Project

TomatoMAP Research Lane

Guarded public research surface for plant-disease AI and computer vision, with careful dataset provenance and benchmark-safe wording.

TomatoMAP is a public research lane connected to my PhD direction in plant-disease AI and computer vision.

The public repository is framed as a downstream workflow and benchmark artifact archive.
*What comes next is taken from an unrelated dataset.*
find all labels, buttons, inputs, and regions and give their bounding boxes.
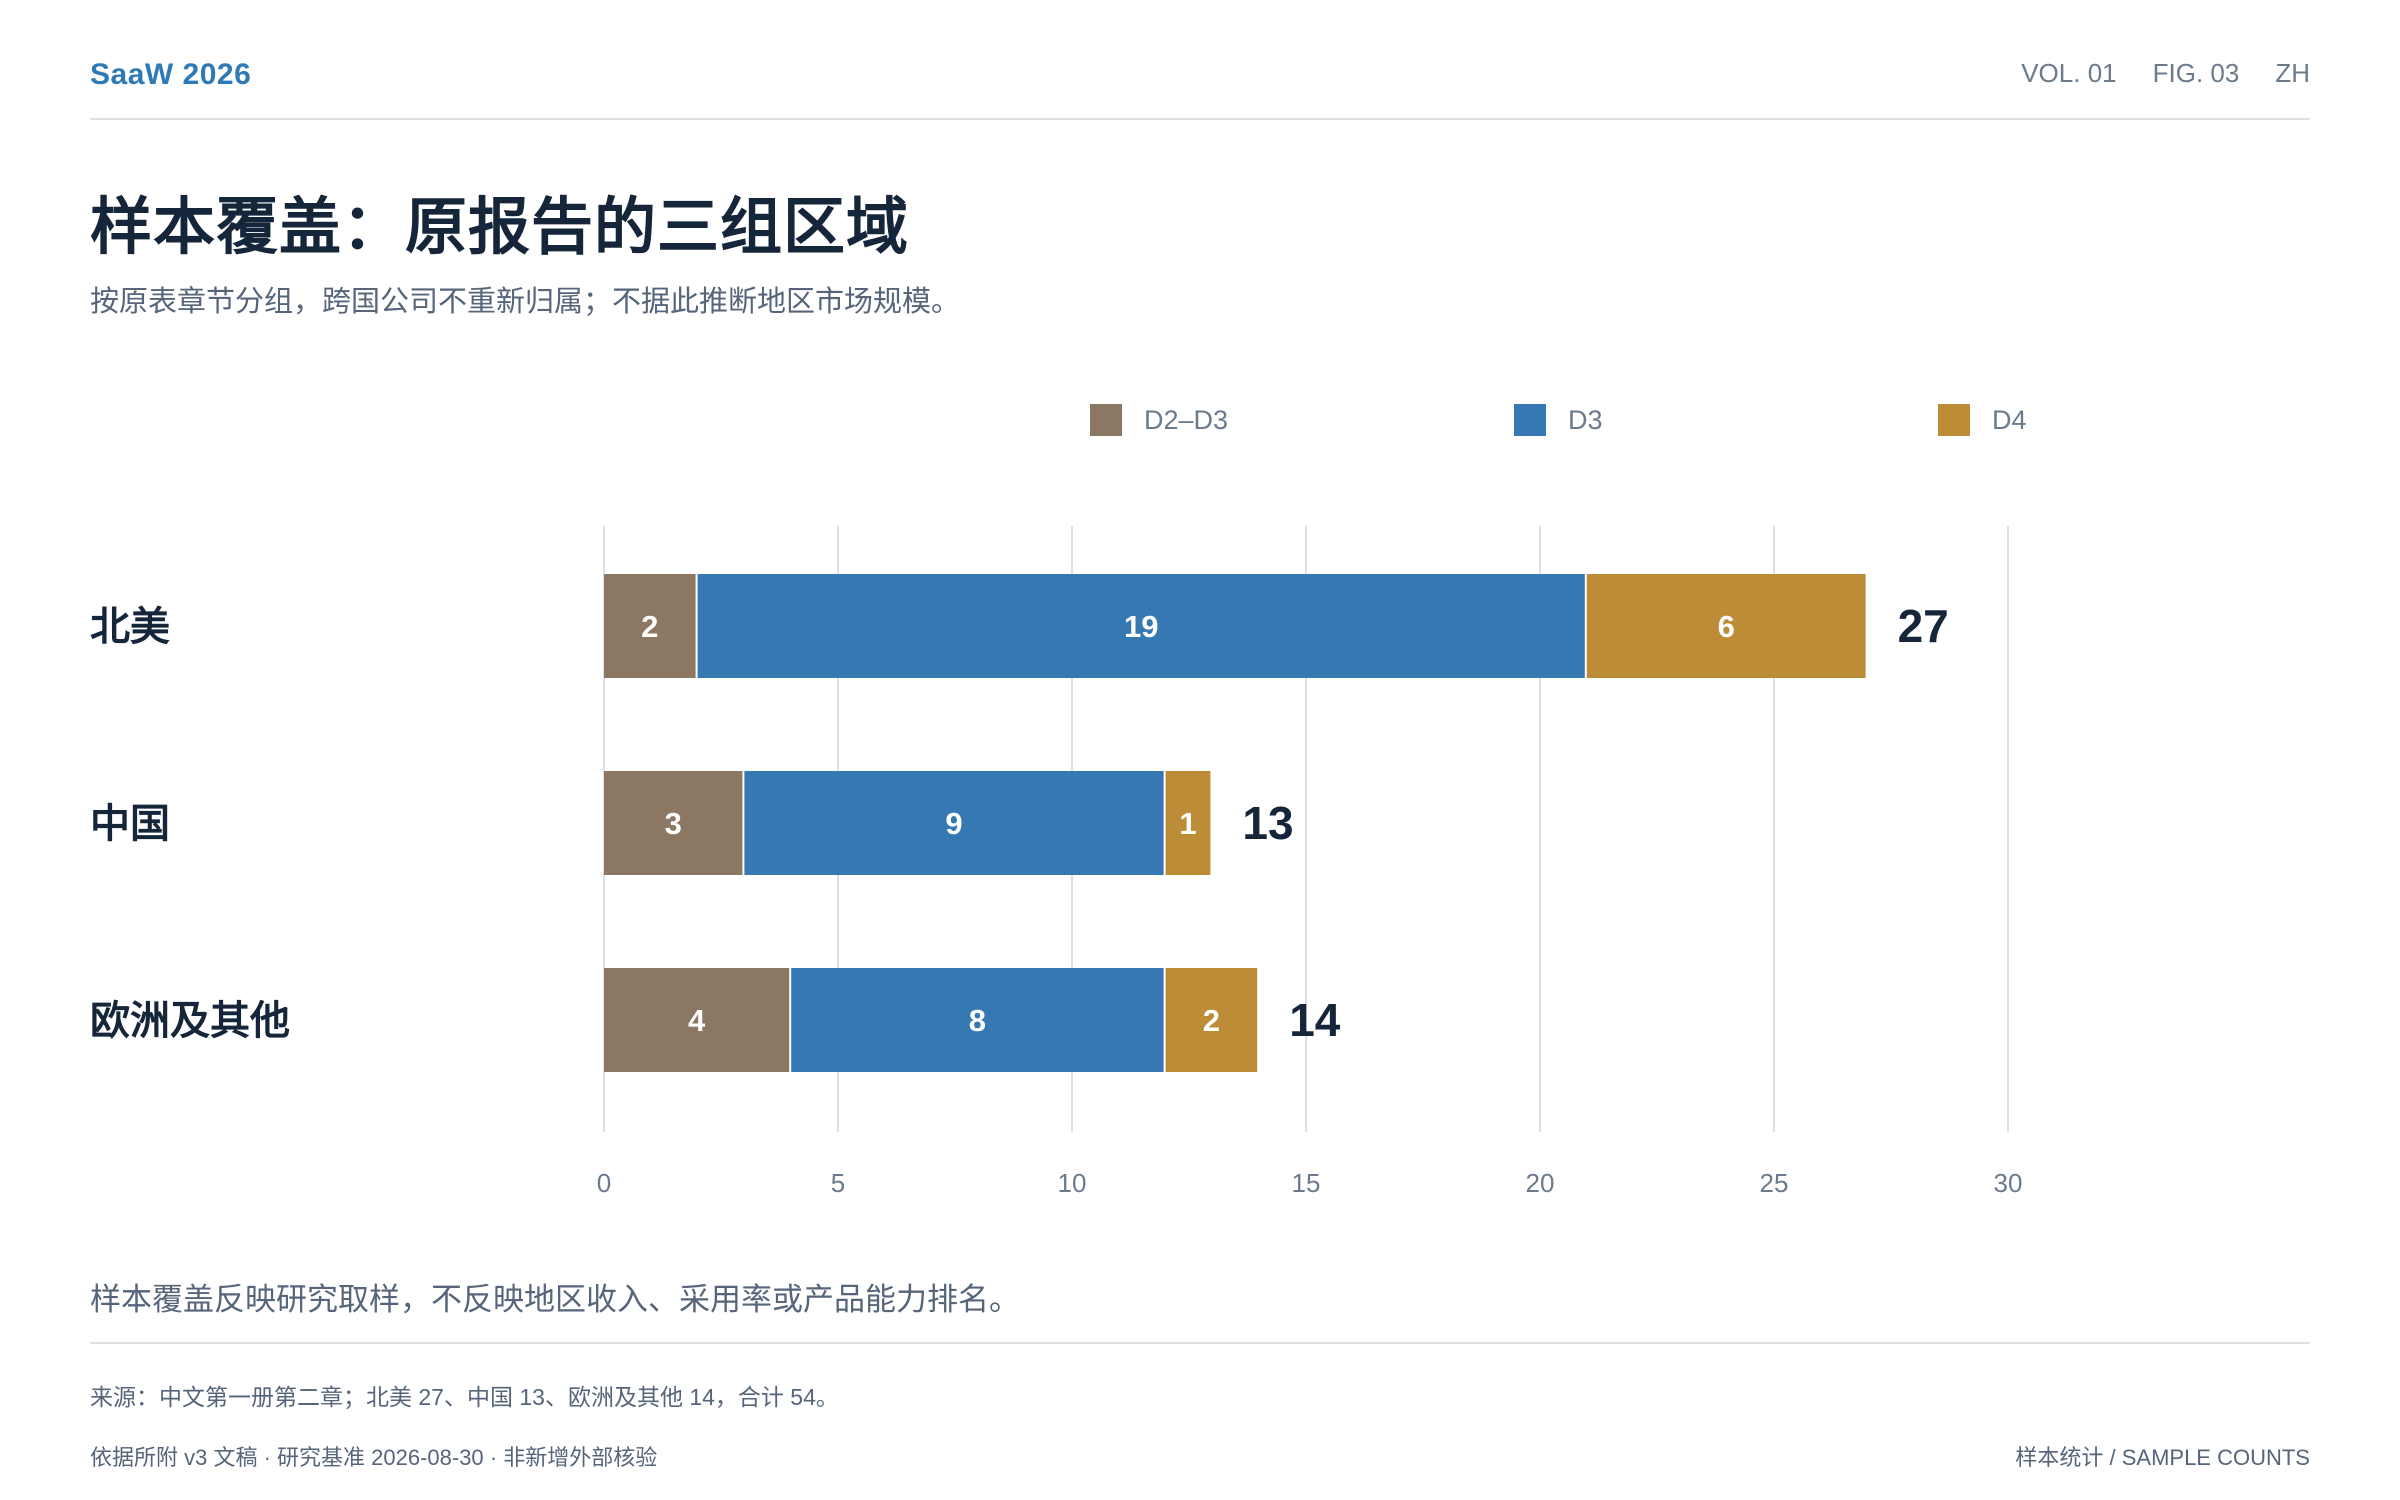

It is not the canonical upstream dataset repository, and public writing should preserve that distinction.

Safe Public Framing

Safe wording:

PhD research on label-efficient tomato instance segmentation using TomatoMAP-Seg, with benchmark-first evaluation of supervised baselines under reduced annotation budgets.

What This Proves

This project is useful as evidence of:

  • benchmark discipline;
  • generated artifact tracking;
  • careful dataset provenance;
  • research workflow organization;
  • public/private boundary awareness.

Public Boundary

The public site can mention the broad research area, the benchmark discipline, and the existence of reproducible workflow artifacts. It should not describe exact unpublished methods, private experiment plans, or claims that are not yet supported by final results.

What To Avoid

Avoid public claims about:

  • field deployment;
  • yield improvement or treatment recommendations;
  • broad SOTA claims before final evidence;
  • future weak-label or pseudo-label experiments as if completed;
  • exact unpublished thesis methods.